Le savoir de la guerre est donc une sorte de magma latent qui réapparaît
chaque fois que la justification juridique de la politique se révèle
être une couverture insuffisante. Tout en se situant à l’intérieur
de ce genre de savoir, Foucault vise à combler le décalage entre
le caractère événementiel de sa propre vision de l’histoire
du présent cristallisée dans un « à-présent » - comme
dans le cas du Robespierre de Benjamin, qui relit la conjoncture
révolutionnaire à la lumière de l’ancienne Rome, celle-ci
aussi pleine de Jetztzeit - et la pénétration d’un
discours qui façonne le lexique politique de la modernité.
Au terme de ce survol théorico-méthodologique, on réussit peut-être
à mieux juger du programme de l’histoire du présent que l’on
peut déjà lire dans une page anti-humaniste de Marx bien connue,
qu’il convient de reproduire ici : « Les hommes
font leur propre histoire, mais ils ne la font pas arbitrairement,
dans les conditions choisies par eux, mais dans des conditions directement
données et héritées du passé. La tradition de toutes les générations
mortes pèse d’un poids très lourd sur le cerveau des vivants.
Et même quand ils semblent occupés à se transformer, eux et les
choses, à créer quelque chose de tout à fait nouveau, c’est
précisément à ces époques de crise révolutionnaire qu’ils
évoquent craintivement les esprits du passé, qu’ils leur empruntent
leurs normes, leurs mots d’ordre, leurs costumes, pour apparaître
sur la nouvelle scène de l’histoire sous ce déguisement respectable
et avec ce langage emprunté [11]. »
(Traduit par Judith REVEL)
Ceci est une version abrégée d’un article paru dans
la revue Prospettive Settanta, n° 1, 1993.
[1] Il existe seulement un
texte en italien, M. Foucault, Difendere la società. Dalla
guerra delle razze al razzismo di stato, sous la direction de
M. Bertani et A. Fontana, Florence, 1990. Il n’existe
en français qu’un aperçu des leçons, dans Résumé des cours
1970-1982, Paris, 1989. Toutes les citations des cours de Foucault,
marquées d’un (*), ont été traduites en français à partir
de l’édition italienne.
[2] M. Foucault, L’archéologie
du savoir, Paris, 1969, p. 272.
[3] Ibid., p. 85-86.
[4] Ibid., p. 96.
[5] Cet aspect a été clairement
vu par G. Deleuze, Foucault, Paris, 1986, p. 92.

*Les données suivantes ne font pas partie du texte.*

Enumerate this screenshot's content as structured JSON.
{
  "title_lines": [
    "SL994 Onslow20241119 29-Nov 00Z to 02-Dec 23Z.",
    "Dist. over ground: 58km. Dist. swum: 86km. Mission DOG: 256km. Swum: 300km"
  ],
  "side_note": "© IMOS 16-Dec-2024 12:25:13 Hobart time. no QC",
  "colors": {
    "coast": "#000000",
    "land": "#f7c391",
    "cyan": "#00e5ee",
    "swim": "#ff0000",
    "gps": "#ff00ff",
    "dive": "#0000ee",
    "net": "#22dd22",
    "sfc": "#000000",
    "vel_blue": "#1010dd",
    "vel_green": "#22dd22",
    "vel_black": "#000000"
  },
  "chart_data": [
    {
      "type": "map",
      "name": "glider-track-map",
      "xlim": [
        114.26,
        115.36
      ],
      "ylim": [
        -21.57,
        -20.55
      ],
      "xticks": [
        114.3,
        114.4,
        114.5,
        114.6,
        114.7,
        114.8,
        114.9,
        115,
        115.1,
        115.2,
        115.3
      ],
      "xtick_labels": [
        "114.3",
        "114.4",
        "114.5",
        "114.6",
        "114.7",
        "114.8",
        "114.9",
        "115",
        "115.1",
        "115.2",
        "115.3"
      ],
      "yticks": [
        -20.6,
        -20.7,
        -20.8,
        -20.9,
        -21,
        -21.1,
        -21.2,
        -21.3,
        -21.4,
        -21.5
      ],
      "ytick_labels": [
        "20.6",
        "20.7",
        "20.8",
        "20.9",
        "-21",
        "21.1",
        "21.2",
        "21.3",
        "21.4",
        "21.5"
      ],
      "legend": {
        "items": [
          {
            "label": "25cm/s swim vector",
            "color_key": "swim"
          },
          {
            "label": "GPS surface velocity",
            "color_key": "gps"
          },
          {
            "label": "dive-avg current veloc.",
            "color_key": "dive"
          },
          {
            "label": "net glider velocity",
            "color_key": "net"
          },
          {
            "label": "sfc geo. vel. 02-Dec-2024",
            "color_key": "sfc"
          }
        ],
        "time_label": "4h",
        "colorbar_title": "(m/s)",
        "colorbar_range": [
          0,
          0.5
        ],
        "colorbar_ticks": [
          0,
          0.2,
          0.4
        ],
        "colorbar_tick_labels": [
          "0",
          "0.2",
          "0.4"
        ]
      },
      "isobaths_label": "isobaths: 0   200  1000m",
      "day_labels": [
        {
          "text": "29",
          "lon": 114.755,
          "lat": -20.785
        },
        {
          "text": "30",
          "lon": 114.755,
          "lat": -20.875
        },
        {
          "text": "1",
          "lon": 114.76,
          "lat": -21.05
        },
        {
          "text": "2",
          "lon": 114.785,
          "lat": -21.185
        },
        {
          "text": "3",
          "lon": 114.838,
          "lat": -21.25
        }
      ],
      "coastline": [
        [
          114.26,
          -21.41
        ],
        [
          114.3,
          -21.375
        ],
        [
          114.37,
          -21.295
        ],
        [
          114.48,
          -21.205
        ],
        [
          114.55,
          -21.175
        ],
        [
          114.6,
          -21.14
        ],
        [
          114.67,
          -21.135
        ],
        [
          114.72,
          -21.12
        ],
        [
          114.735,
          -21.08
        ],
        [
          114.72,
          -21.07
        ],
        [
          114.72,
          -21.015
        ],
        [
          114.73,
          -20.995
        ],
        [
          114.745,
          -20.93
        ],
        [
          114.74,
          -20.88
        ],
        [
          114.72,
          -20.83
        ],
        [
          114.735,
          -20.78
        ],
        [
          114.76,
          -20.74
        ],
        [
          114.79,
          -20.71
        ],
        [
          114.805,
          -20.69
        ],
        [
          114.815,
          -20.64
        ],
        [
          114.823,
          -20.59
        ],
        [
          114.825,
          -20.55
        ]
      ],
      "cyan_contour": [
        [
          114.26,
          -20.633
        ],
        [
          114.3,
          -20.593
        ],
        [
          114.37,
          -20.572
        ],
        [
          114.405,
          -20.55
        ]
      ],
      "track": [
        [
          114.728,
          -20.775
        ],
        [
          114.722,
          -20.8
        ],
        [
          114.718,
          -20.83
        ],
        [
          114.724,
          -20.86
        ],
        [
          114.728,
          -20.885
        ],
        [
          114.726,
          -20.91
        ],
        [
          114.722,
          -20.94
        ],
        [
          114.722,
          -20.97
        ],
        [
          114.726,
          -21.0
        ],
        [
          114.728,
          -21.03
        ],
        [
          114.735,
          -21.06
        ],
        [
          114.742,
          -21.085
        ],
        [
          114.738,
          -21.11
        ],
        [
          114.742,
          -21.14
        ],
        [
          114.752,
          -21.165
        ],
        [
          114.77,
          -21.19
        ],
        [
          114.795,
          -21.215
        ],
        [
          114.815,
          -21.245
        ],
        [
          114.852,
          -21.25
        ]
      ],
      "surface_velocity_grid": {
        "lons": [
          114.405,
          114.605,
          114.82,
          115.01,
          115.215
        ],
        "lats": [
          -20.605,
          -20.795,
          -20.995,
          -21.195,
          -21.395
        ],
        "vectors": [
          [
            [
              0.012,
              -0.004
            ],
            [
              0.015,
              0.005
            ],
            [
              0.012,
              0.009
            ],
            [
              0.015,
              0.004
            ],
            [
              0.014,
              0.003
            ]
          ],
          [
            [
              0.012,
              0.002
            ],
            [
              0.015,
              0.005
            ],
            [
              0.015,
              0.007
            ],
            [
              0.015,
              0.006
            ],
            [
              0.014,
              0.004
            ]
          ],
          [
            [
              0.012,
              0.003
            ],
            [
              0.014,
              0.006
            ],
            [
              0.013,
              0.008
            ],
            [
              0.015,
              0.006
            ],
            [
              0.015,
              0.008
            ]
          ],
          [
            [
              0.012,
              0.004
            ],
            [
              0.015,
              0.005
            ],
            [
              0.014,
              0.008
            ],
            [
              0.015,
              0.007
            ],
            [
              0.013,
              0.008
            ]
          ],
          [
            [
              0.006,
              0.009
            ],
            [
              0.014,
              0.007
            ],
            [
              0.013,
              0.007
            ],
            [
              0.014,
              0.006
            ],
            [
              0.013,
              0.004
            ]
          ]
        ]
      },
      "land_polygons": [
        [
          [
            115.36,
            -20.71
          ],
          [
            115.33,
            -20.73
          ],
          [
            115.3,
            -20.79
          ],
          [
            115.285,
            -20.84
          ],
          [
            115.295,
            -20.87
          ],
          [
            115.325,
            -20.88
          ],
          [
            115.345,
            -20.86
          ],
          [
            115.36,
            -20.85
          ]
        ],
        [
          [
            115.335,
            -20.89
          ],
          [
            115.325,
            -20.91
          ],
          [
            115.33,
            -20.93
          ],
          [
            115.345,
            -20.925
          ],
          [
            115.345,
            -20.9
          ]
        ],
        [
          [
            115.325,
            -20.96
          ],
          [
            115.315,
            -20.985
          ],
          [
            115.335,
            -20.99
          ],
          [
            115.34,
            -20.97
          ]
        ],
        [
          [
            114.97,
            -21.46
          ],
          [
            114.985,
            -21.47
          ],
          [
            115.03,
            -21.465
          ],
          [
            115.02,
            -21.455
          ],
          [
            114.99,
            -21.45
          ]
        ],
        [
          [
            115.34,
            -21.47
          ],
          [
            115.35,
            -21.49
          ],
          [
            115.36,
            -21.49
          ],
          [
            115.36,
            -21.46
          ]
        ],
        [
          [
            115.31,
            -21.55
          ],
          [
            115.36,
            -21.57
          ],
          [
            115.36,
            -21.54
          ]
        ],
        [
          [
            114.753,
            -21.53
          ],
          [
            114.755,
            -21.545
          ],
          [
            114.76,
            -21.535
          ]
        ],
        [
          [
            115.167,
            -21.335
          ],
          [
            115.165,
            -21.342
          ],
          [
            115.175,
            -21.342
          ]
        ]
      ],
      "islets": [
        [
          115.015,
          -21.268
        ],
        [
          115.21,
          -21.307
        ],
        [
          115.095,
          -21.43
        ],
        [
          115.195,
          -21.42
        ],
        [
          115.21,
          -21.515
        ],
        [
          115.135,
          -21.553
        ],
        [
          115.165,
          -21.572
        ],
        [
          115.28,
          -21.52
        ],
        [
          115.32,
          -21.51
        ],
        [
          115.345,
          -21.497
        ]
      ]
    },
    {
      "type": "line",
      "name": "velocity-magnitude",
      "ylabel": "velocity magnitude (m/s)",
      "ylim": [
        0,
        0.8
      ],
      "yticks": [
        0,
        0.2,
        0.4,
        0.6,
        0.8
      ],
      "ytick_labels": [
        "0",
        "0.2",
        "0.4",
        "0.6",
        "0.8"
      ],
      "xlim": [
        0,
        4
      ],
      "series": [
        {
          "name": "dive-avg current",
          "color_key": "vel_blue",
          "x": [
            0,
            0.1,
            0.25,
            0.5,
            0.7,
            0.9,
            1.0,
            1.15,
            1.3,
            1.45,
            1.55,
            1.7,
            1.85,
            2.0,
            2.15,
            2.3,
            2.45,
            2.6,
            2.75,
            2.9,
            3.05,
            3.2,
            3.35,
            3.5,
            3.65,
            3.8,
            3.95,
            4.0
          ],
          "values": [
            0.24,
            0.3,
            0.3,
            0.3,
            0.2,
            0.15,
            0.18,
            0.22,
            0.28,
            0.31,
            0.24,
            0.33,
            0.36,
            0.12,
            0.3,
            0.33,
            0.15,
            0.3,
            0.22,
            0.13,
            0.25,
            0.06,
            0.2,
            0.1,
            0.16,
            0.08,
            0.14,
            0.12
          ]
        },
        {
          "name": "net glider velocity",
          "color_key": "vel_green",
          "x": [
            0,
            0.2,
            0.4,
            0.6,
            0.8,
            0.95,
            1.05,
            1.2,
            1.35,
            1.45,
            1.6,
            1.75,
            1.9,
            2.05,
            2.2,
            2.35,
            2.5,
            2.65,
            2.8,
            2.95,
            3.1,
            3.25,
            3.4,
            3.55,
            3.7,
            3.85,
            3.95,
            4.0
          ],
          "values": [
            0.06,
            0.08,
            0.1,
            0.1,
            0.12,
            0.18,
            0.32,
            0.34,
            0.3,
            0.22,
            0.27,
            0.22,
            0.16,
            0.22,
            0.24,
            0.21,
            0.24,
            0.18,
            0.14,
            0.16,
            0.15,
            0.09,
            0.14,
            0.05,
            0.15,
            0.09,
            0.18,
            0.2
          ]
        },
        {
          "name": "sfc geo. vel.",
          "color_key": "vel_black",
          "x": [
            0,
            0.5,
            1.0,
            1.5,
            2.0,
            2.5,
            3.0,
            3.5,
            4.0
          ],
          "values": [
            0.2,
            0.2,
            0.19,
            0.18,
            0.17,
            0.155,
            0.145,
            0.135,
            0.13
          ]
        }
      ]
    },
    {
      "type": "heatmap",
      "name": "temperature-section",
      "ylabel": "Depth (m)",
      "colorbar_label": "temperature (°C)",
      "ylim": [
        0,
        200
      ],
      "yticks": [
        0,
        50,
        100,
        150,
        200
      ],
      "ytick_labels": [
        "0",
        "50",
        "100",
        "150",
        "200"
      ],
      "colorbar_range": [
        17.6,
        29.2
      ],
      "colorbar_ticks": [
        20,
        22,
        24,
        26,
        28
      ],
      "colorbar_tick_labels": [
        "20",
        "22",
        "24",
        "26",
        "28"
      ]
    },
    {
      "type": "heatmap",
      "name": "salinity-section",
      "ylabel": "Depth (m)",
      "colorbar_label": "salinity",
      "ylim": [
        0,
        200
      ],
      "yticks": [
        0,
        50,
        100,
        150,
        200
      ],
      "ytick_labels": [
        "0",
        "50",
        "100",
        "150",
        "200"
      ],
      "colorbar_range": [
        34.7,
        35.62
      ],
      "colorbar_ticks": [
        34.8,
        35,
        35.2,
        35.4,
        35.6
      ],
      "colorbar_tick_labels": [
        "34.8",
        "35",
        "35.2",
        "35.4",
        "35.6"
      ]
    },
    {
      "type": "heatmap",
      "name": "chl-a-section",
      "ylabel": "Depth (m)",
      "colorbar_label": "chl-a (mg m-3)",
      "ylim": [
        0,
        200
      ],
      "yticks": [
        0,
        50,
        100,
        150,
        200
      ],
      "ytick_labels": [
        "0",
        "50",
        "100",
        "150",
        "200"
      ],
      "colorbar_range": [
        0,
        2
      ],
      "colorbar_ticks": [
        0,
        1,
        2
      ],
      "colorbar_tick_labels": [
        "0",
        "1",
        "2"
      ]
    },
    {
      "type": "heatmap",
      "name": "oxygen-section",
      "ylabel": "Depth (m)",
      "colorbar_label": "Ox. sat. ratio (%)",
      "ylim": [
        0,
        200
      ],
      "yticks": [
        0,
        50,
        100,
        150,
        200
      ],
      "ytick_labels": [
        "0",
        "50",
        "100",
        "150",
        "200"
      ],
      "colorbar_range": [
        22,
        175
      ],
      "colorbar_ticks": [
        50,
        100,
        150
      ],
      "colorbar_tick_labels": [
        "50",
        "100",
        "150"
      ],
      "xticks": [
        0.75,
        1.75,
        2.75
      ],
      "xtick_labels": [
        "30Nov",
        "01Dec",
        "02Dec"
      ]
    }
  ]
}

[6] R. Koselleck, H.G. Gadamer,
Hermeneutik und Historik, Heidelberg, 1987, p. 11. Rappelons
que les « conditions transcendantales minimales » repérées
par Koselleck sont cinq binômes antithétiques : Sterbenmüssen-Tötenkönnen,
Freund-Feind, Innen-Aussen ou bien Öffentlichkeit-Geheimis,
Generativität-Bruch, Herr-Knecht.
[7] Ibid., p. 28.
[8] W. Benjamin, Das Passager-Werk,
Frankfurt a. M, 1982, tr. fr. Paris capitale du XIXè siècle,
Paris, 1989, N7,6, p. 487.
[9] Contrairement au postulat classique
de l’Herméneutique selon lequel « seul celui-là comprend
qui sait se tenir hors du jeu », Wahrheit und methode,
Tübingen, 1965, deuxième édition, tr. fr., Paris, 1976, p. 178.
[10] Là-dessus cf. P. Veyne,
« Foucault révolutionne l’histoire », dans Comment
on écrit l’histoire, Paris, 1979, deuxième édition.
[11] K. Marx, « Der achtzehnte
Brumaire des Louis Napoleon », New York, 1852, tr. fr. Le
18 Brumaire de Louis Bonaparte, Paris, 1968, p. 15.